Institute of Immunology, Department of Biology, Maynooth University, Maynooth, County Kildare, Ireland
Stem Cells Transl Med. 2016 Oct;5(10):1307-1318. doi: 10.5966/sctm.2015-0337. Epub 2016 Jul 7.
: The incidence of idiopathic pulmonary fibrosis is on the rise and existing treatments have failed to halt or reverse disease progression. Mesenchymal stromal cells (MSCs) have potent cytoprotective effects, can promote tissue repair, and have demonstrated efficacy in a range of fibrotic lung diseases; however, the exact mechanisms of action remain to be elucidated. Chemical antagonists and short hairpin RNA knockdown were used to identify the mechanisms of action used by MSCs in promoting wound healing, proliferation, and inhibiting apoptosis. Using the bleomycin induced fibrosis model, the protective effects of early or late MSC administration were examined. The role for hepatocyte growth factor (HGF) in MSC protection against bleomycin lung injury was examined using HGF knockdown MSC. Terminal deoxynucleotidyl transferase (TdT) dUTP nick-end labeling assay was performed on ex vivo lung sections to examine the effects of MSC on apoptosis. MSC conditioned media (CM) enhanced wound closure and inhibited apoptosis of pulmonary cells in vitro. HGF was required for MSC CM enhancement of epithelial cell proliferation and inhibition of apoptosis. In contrast, MSC required COX-2 for CM to inhibit fibroblast proliferation. In a murine model, early administration of MSC protected against bleomycin induced lung fibrosis and correlated with reduced levels of the proinflammatory cytokine interleukin-1β, reduced levels of apoptosis, and significantly increased levels of HGF. These protective effects were in part mediated by MSC derived HGF as HGF knockdown MSC were unable to protect against fibrosis in vivo. These findings delineate the mechanisms of MSC protection in a preclinical model of fibrotic lung disease.

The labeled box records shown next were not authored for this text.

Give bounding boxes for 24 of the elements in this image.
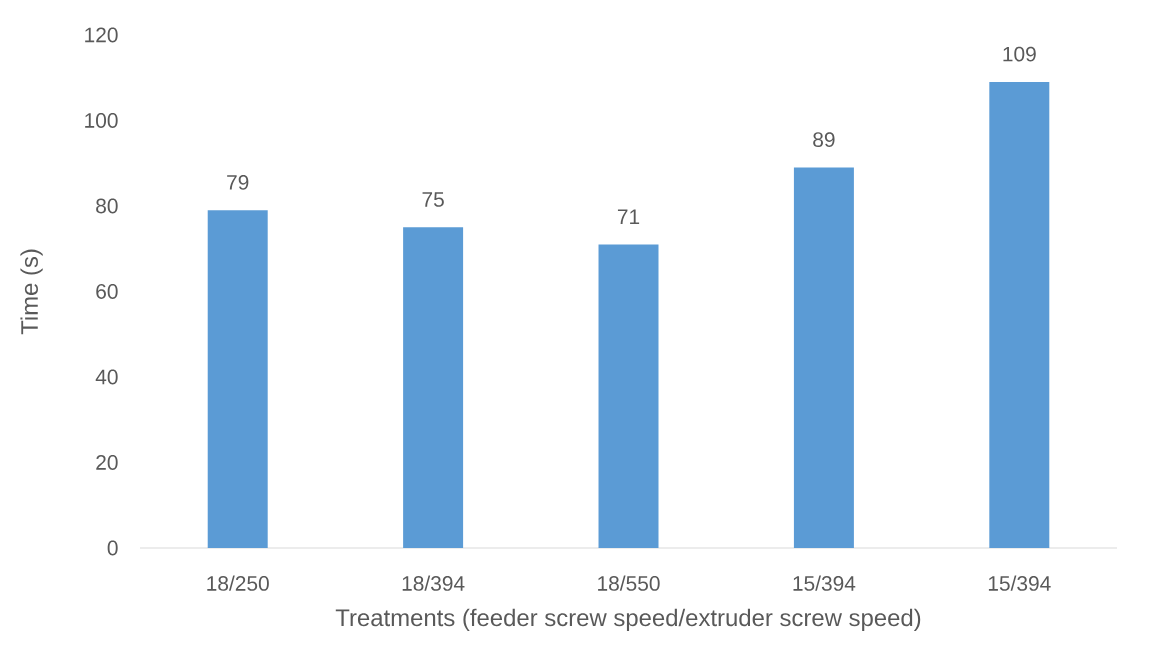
y-tick-label: 20 (96, 455, 118, 470)
data-label: 75 (422, 192, 444, 207)
x-tick-label: 15/394 (793, 575, 856, 591)
y-tick-label: 80 (96, 198, 118, 214)
x-tick-label: 18/250 (207, 575, 269, 591)
y-tick-label: 120 (85, 27, 118, 43)
x-axis-title: Treatments (feeder screw speed/extruder screw speed) (335, 608, 921, 631)
bar (403, 227, 464, 548)
x-tick-label: 18/550 (598, 575, 660, 591)
y-tick-label: 0 (107, 540, 118, 556)
data-label: 71 (617, 209, 640, 224)
x-tick-label: 18/394 (402, 575, 465, 591)
data-label: 89 (813, 132, 835, 147)
bar (793, 167, 854, 548)
bar (989, 82, 1050, 548)
x-tick-label: 15/394 (988, 575, 1051, 591)
data-label: 109 (1003, 46, 1036, 62)
data-label: 79 (227, 174, 249, 190)
bar (598, 244, 659, 548)
bar (207, 210, 268, 548)
y-tick-label: 40 (95, 369, 118, 385)
y-axis-title: Time (s) (20, 249, 43, 335)
y-tick-label: 60 (96, 284, 118, 299)
y-tick-label: 100 (85, 113, 118, 128)
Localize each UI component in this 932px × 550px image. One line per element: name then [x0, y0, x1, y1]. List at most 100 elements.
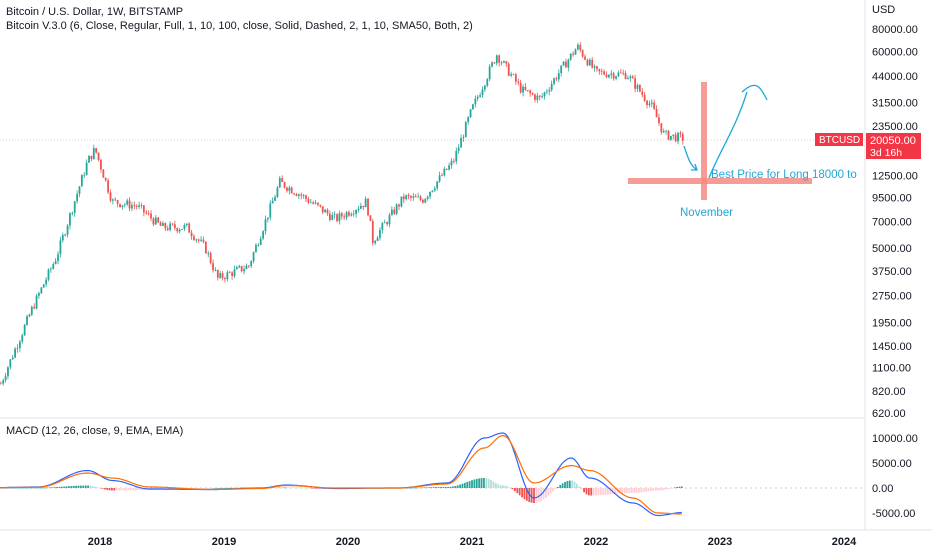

The mechanisms used by mesenchymal stromal cells (MSCs) in mediating protective effects in chronic models of lung disease are not understood and remain to be elucidated. These findings from in vitro studies highlight an important role for the MSC-derived soluble factors hepatocyte growth factor (HGF) and prostaglandin E in promoting wound healing and inhibiting apoptosis. Furthermore, this study translates these findings demonstrating an important role for HGF in the protective effects mediated by MSC in vivo in the bleomycin model. These findings support a targeted approach to enhancing MSC therapy for fibrotic disease and highlight the importance of timing of MSC therapy.

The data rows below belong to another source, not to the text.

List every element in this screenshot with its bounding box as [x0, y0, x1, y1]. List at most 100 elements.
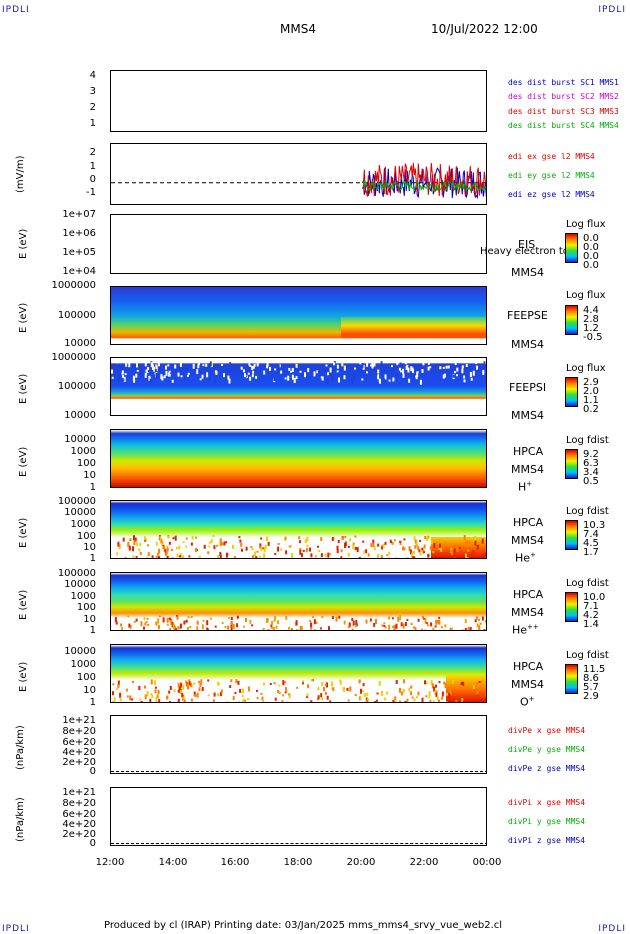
spectrogram-pixel	[418, 364, 421, 367]
spectrogram-pixel	[317, 545, 319, 548]
spectrogram-pixel	[239, 539, 242, 543]
spectrogram-pixel	[479, 622, 482, 625]
spectrogram-pixel	[439, 543, 441, 548]
y-tick: -1	[86, 187, 96, 198]
spectrogram-pixel	[208, 371, 211, 375]
spectrogram-pixel	[214, 625, 217, 628]
spectrogram-pixel	[217, 693, 220, 697]
spectrogram-pixel	[461, 368, 464, 374]
spectrogram-pixel	[472, 685, 475, 689]
spectrogram-pixel	[372, 539, 375, 544]
panel8-ylabel: E (eV)	[18, 589, 29, 620]
spectrogram-pixel	[169, 628, 172, 630]
spectrogram-pixel	[219, 538, 222, 541]
spectrogram-pixel	[221, 622, 224, 624]
spectrogram-pixel	[443, 629, 446, 630]
spectrogram-pixel	[238, 701, 241, 702]
spectrogram-pixel	[267, 541, 270, 546]
spectrogram-pixel	[183, 699, 186, 702]
spectrogram-pixel	[349, 686, 352, 692]
spectrogram-pixel	[271, 626, 274, 630]
spectrogram-pixel	[174, 364, 177, 369]
spectrogram-pixel	[432, 551, 435, 554]
spectrogram-pixel	[184, 376, 187, 380]
spectrogram-pixel	[158, 556, 161, 558]
spectrogram-pixel	[166, 547, 169, 552]
spectrogram-pixel	[186, 374, 189, 377]
spectrogram-pixel	[160, 374, 163, 380]
spectrogram-pixel	[421, 697, 424, 702]
spectrogram-pixel	[285, 615, 288, 620]
colorbar-value: 7.1	[583, 601, 599, 612]
spectrogram-pixel	[447, 365, 450, 369]
colorbar-value: 4.2	[583, 610, 599, 621]
spectrogram-pixel	[291, 553, 294, 558]
spectrogram-pixel	[299, 626, 302, 630]
spectrogram-pixel	[155, 621, 158, 624]
spectrogram-pixel	[157, 361, 160, 367]
spectrogram-pixel	[263, 553, 266, 558]
legend-entry: divPi y gse MMS4	[508, 817, 586, 826]
spectrogram-pixel	[217, 555, 220, 558]
spectrogram-pixel	[282, 694, 285, 697]
spectrogram-pixel	[146, 556, 149, 558]
spectrogram-pixel	[406, 364, 409, 370]
spectrogram-pixel	[467, 549, 470, 552]
spectrogram-pixel	[171, 379, 174, 383]
spectrogram-pixel	[115, 687, 118, 690]
panel-hpca-oxygen-spectrogram	[110, 644, 487, 703]
spectrogram-pixel	[316, 698, 319, 701]
spectrogram-pixel	[138, 548, 141, 552]
spectrogram-pixel	[341, 363, 344, 367]
y-tick: 8e+20	[62, 726, 96, 737]
spectrogram-pixel	[348, 622, 351, 628]
spectrogram-pixel	[159, 536, 162, 540]
spectrogram-pixel	[117, 541, 120, 547]
spectrogram-pixel	[166, 695, 169, 700]
spectrogram-pixel	[441, 691, 444, 697]
spectrogram-pixel	[419, 552, 422, 556]
spectrogram-pixel	[393, 539, 396, 542]
spectrogram-pixel	[371, 363, 374, 368]
spectrogram-pixel	[469, 627, 472, 630]
colorbar-title: Log fdist	[566, 650, 609, 661]
spectrogram-pixel	[277, 546, 280, 552]
y-tick: 1000000	[51, 352, 96, 363]
spectrogram-pixel	[424, 620, 427, 622]
species-label: He++	[512, 623, 539, 637]
spectrogram-pixel	[434, 625, 437, 628]
spectrogram-pixel	[168, 690, 171, 694]
spectrogram-pixel	[194, 694, 197, 697]
spectrogram-pixel	[205, 363, 208, 367]
spectrogram-pixel	[134, 537, 137, 542]
spectrogram-pixel	[145, 620, 148, 623]
y-tick: 10	[83, 542, 96, 553]
spectrogram-pixel	[332, 687, 335, 692]
spectrogram-pixel	[277, 543, 280, 545]
spectrogram-pixel	[295, 620, 298, 626]
spectrogram-pixel	[377, 369, 380, 374]
colorbar-title: Log fdist	[566, 578, 609, 589]
spectrogram-pixel	[132, 375, 135, 381]
spacecraft-label: MMS4	[511, 463, 544, 476]
spectrogram-pixel	[320, 376, 323, 379]
spectrogram-pixel	[404, 622, 407, 626]
spectrogram-pixel	[127, 615, 130, 618]
spectrogram-pixel	[456, 367, 459, 372]
spectrogram-pixel	[179, 556, 182, 558]
edi-ez-series	[361, 167, 486, 200]
spectrogram-pixel	[336, 364, 339, 369]
spectrogram-pixel	[179, 553, 182, 558]
spectrogram-pixel	[112, 701, 115, 702]
spectrogram-pixel	[217, 681, 219, 686]
spectrogram-pixel	[155, 366, 158, 372]
spectrogram-pixel	[304, 539, 307, 543]
spectrogram-pixel	[184, 367, 187, 372]
spectrogram-pixel	[121, 370, 124, 374]
colorbar-value: 9.2	[583, 449, 599, 460]
panel-feeps-electron-spectrogram	[110, 286, 487, 345]
spectrogram-pixel	[306, 696, 309, 698]
spectrogram-pixel	[402, 546, 404, 551]
spectrogram-pixel	[454, 556, 457, 558]
y-tick: 4e+20	[62, 747, 96, 758]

特发性肺纤维化的发病率正在上升,现有治疗方法未能阻止或逆转疾病进展。间充质基质细胞(MSC)具有强大的细胞保护作用,可促进组织修复,并已在一系列纤维化肺病中显示出疗效;然而,确切的作用机制仍有待阐明。使用化学拮抗剂和短发夹RNA敲低来确定MSC促进伤口愈合、增殖和抑制细胞凋亡的作用机制。利用博来霉素诱导的纤维化模型,研究了早期或晚期给予MSC的保护作用。使用HGF敲低的MSC研究了肝细胞生长因子(HGF)在MSC对博来霉素肺损伤的保护作用中的作用。对离体肺切片进行末端脱氧核苷酸转移酶(TdT)dUTP缺口末端标记分析,以研究MSC对细胞凋亡的影响。MSC条件培养基(CM)在体外增强了伤口闭合并抑制了肺细胞的凋亡。HGF是MSC CM增强上皮细胞增殖和抑制凋亡所必需的。相比之下,MSC需要COX-2才能使CM抑制成纤维细胞增殖。在小鼠模型中,早期给予MSC可预防博来霉素诱导的肺纤维化,并与促炎细胞因子白细胞介素-1β水平降低、凋亡水平降低以及HGF水平显著升高相关。这些保护作用部分由MSC衍生的HGF介导,因为HGF敲低的MSC在体内无法预防纤维化。这些发现阐明了纤维化肺病临床前模型中MSC保护的机制。
间充质基质细胞(MSC)在慢性肺病模型中介导保护作用的机制尚不清楚,仍有待阐明。这些体外研究结果突出了MSC衍生的可溶性因子肝细胞生长因子(HGF)和前列腺素E在促进伤口愈合和抑制细胞凋亡中的重要作用。此外,本研究转化了这些发现,证明了HGF在博来霉素模型中MSC体内介导保护作用中的重要作用。这些发现支持了一种有针对性的方法来增强MSC治疗纤维化疾病的效果,并突出了MSC治疗时机的重要性。